# MLFlow Basics

This notebook provides a quick overview of machine learning model training with MLFlow Tracking

In [None]:
import mlflow
import numpy as np
import pandas as pd
import sklearn.datasets
import sklearn.metrics
import sklearn.model_selection
import sklearn.ensemble
 
from hyperopt import fmin, tpe, hp, SparkTrials, Trials, STATUS_OK
from hyperopt.pyll import scope
import warnings
warnings.filterwarnings('ignore')

import mlflow.spark
import os
import shutil
from pyspark.sql import SparkSession

spark = (SparkSession.builder
            .config("spark.jars.packages", "org.mlflow:mlflow-spark:1.11.0")
            .master("local[*]")
            .getOrCreate())

## Load data
The tutorial uses a dataset describing different wine samples. The dataset is from the [UCI Machine Learning Repository](https://archive.ics.uci.edu/ml/machine-learning-databases/wine-quality/)

In [None]:
url = "https://archive.ics.uci.edu/ml/machine-learning-databases/wine-quality/"
red_wine= pd.read_csv(url+'winequality-red.csv', sep=";")
red_wine['is_red']=1.0
white_wine= pd.read_csv(url+'winequality-white.csv', sep=";")
white_wine['is_red']=0.0
data_df = pd.concat([red_wine,white_wine], axis=0)
data_df.head()

In [None]:
data_label = data_df['quality'] >=7
data = data_df.drop(['quality'], axis=1)

In [None]:
X_train, X_test, y_train, y_test = sklearn.model_selection.train_test_split(data, data_label, test_size=0.2, random_state=1)

In [None]:
mlflow.set_tracking_uri("http://host.docker.internal:5000")

In [None]:
mlflow.autolog()

In [None]:
with mlflow.start_run(run_name='gradient_boost') as run:
    model = sklearn.ensemble.GradientBoostingClassifier(random_state=0)

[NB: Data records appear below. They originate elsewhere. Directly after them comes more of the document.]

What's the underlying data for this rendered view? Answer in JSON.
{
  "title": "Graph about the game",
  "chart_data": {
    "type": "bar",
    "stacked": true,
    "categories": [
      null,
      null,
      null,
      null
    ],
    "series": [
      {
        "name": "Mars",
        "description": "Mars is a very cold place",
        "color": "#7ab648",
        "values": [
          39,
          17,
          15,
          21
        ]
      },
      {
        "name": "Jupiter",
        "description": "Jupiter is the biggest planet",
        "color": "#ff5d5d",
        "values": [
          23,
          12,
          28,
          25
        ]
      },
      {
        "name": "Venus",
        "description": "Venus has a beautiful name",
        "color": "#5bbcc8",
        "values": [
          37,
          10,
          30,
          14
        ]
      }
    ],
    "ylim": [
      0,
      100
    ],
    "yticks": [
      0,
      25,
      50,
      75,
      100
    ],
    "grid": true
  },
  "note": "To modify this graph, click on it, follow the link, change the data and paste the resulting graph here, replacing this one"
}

    # Models, parameters, and training metrics are tracked automatically
    model.fit(X_train, y_train)

    predicted_probs = model.predict_proba(X_test)
    roc_auc = sklearn.metrics.roc_auc_score(y_test, predicted_probs[:,1])

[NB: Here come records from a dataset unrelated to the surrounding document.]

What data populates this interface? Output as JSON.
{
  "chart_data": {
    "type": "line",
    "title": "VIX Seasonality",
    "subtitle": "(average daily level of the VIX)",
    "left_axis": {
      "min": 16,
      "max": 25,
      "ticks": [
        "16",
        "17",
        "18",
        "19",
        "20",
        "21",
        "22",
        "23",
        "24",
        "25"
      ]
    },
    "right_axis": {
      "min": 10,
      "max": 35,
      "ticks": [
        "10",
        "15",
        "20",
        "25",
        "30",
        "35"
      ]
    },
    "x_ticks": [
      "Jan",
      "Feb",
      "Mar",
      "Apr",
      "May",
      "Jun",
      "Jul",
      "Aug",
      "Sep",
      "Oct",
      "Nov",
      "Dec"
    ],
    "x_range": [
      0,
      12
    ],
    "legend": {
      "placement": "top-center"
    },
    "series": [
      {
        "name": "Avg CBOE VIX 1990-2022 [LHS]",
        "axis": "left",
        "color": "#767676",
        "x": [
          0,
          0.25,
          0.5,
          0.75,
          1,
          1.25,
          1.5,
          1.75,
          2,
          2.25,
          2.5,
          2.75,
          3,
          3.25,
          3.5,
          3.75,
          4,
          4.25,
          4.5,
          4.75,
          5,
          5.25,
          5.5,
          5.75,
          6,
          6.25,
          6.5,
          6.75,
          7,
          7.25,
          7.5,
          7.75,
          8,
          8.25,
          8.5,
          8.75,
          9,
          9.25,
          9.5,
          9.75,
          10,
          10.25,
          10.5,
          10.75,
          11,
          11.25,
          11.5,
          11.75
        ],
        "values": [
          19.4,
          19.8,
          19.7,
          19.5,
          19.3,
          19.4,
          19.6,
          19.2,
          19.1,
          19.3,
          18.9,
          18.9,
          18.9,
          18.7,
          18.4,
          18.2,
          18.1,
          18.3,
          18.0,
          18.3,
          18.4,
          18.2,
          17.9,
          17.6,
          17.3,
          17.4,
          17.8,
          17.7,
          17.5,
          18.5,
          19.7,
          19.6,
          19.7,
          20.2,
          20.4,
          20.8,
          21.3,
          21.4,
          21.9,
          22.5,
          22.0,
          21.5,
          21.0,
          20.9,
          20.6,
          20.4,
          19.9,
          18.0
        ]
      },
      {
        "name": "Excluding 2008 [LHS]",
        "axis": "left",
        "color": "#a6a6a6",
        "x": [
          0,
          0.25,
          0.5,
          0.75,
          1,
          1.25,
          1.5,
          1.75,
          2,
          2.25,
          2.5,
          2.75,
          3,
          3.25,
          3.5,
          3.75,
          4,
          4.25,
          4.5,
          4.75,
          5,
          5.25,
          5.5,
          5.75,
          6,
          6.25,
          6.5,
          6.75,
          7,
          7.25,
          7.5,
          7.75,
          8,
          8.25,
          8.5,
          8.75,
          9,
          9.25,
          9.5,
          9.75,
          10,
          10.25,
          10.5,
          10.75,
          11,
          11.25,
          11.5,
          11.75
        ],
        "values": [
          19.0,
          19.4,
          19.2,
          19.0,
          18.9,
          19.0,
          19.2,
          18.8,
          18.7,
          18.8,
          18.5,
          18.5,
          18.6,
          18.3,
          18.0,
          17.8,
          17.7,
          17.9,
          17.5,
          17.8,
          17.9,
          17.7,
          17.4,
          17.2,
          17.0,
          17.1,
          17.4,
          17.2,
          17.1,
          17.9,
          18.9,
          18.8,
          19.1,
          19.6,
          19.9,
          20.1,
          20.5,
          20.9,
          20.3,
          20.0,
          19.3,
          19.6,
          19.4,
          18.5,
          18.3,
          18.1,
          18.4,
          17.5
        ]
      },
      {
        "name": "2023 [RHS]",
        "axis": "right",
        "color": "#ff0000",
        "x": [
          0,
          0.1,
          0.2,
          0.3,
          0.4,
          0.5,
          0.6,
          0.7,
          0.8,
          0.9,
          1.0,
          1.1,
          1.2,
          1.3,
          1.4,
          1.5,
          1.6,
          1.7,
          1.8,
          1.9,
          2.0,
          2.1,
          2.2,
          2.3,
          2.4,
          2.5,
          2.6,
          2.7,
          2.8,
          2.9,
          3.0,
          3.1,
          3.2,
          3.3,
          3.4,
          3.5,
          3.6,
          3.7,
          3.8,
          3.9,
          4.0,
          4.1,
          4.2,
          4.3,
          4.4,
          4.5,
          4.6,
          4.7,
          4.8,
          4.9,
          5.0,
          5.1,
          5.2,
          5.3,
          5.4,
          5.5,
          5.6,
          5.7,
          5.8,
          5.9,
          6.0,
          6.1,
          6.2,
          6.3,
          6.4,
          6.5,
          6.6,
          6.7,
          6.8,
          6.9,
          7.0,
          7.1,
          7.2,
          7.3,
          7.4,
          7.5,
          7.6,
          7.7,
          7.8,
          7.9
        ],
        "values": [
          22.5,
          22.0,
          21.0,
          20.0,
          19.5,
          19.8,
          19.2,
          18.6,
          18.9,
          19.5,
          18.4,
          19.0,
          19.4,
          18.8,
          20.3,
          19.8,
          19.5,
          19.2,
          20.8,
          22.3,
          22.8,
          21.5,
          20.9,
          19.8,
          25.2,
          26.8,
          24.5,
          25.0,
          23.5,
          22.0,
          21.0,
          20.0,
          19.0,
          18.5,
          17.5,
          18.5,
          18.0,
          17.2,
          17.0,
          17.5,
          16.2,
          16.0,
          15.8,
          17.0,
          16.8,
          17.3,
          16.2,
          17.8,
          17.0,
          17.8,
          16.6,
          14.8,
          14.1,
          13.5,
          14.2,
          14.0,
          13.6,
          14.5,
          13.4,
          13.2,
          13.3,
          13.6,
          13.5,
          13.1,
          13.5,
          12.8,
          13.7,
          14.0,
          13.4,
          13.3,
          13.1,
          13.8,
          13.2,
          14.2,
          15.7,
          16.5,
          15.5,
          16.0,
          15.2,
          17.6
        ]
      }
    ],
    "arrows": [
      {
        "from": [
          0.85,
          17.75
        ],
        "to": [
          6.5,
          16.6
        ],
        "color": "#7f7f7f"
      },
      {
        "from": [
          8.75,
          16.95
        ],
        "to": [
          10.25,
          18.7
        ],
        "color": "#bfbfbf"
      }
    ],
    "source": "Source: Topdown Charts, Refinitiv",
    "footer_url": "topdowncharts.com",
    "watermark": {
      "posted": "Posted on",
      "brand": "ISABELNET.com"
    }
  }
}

    # The AUC score on test data is not automatically logged, so log it manually
    mlflow.log_metric("test_auc", roc_auc)
    print("Test AUC of: {}".format(roc_auc))

In [None]:
with mlflow.start_run(run_name='gradient_boost') as run:
    model_2 = sklearn.ensemble.GradientBoostingClassifier(random_state=0, n_estimators =200)

    # Models, parameters, and training metrics are tracked automatically
    model_2.fit(X_train, y_train)

    predicted_probs = model_2.predict_proba(X_test)
    roc_auc = sklearn.metrics.roc_auc_score(y_test, predicted_probs[:,1])

    # The AUC score on test data is not automatically logged, so log it manually
    mlflow.log_metric("test_auc", roc_auc)
    print("Test AUC of: {}".format(roc_auc))

![MLFlow]("./images/mlflow_gradientboost.png")

## Load models

In [None]:
# After a model has been logged, you can load it in different notebooks or jobs
# mlflow.pyfunc.load_model makes model prediction available under a common API
model_loaded = mlflow.pyfunc.load_model(
  'runs:/{run_id}/model'.format(
    run_id=run.info.run_id
  )
)
 
predictions_loaded = model_loaded.predict(X_test)
predictions_original = model_2.predict(X_test)
 
# The loaded model should match the original
assert(np.array_equal(predictions_loaded, predictions_original))

# Hyperparameter Tuning

## Hyperopt
Hyperopt is a Python library for hyperparameter tuning. 

In [11]:

# Define the search space to explore
search_space = {
  'n_estimators': scope.int(hp.quniform('n_estimators', 20, 1000, 1)),
  'learning_rate': hp.loguniform('learning_rate', -3, 0),
  'max_depth': scope.int(hp.quniform('max_depth', 2, 5, 1)),
}
 
def train_model(params):
    
    # Enable autologging on each worker
    mlflow.autolog()
    with mlflow.start_run(run_name='inner_run', nested=True):
        model_hp = sklearn.ensemble.GradientBoostingClassifier(
          random_state=0,
          **params
        )
        model_hp.fit(X_train, y_train)
        predicted_probs = model_hp.predict_proba(X_test)
        # Tune based on the test AUC
        # In production settings, you could use a separate validation set instead
        roc_auc = sklearn.metrics.roc_auc_score(y_test, predicted_probs[:,1])
        mlflow.log_metric('test_auc', roc_auc)
    
    # Set the loss to -1*auc_score so fmin maximizes the auc_score
    return {'status': STATUS_OK, 'loss': -1*roc_auc}
 
# SparkTrials distributes the tuning using Spark workers
# Greater parallelism speeds processing, but each hyperparameter trial has less information from other trials
# On smaller clusters or Databricks Community Edition try setting parallelism=2
#spark_trials = SparkTrials(
#  parallelism=8
#)
spark_trials =Trials() 
 
with mlflow.start_run(run_name='gb_hyperopt') as run:
  # Use hyperopt to find the parameters yielding the highest AUC
  best_params = fmin(
    fn=train_model, 
    space=search_space, 
    algo=tpe.suggest, 
    max_evals=32,
    trials=spark_trials)

 28%|██▊       | 9/32 [01:05<02:47,  7.29s/trial, best loss: -0.9034264687141583]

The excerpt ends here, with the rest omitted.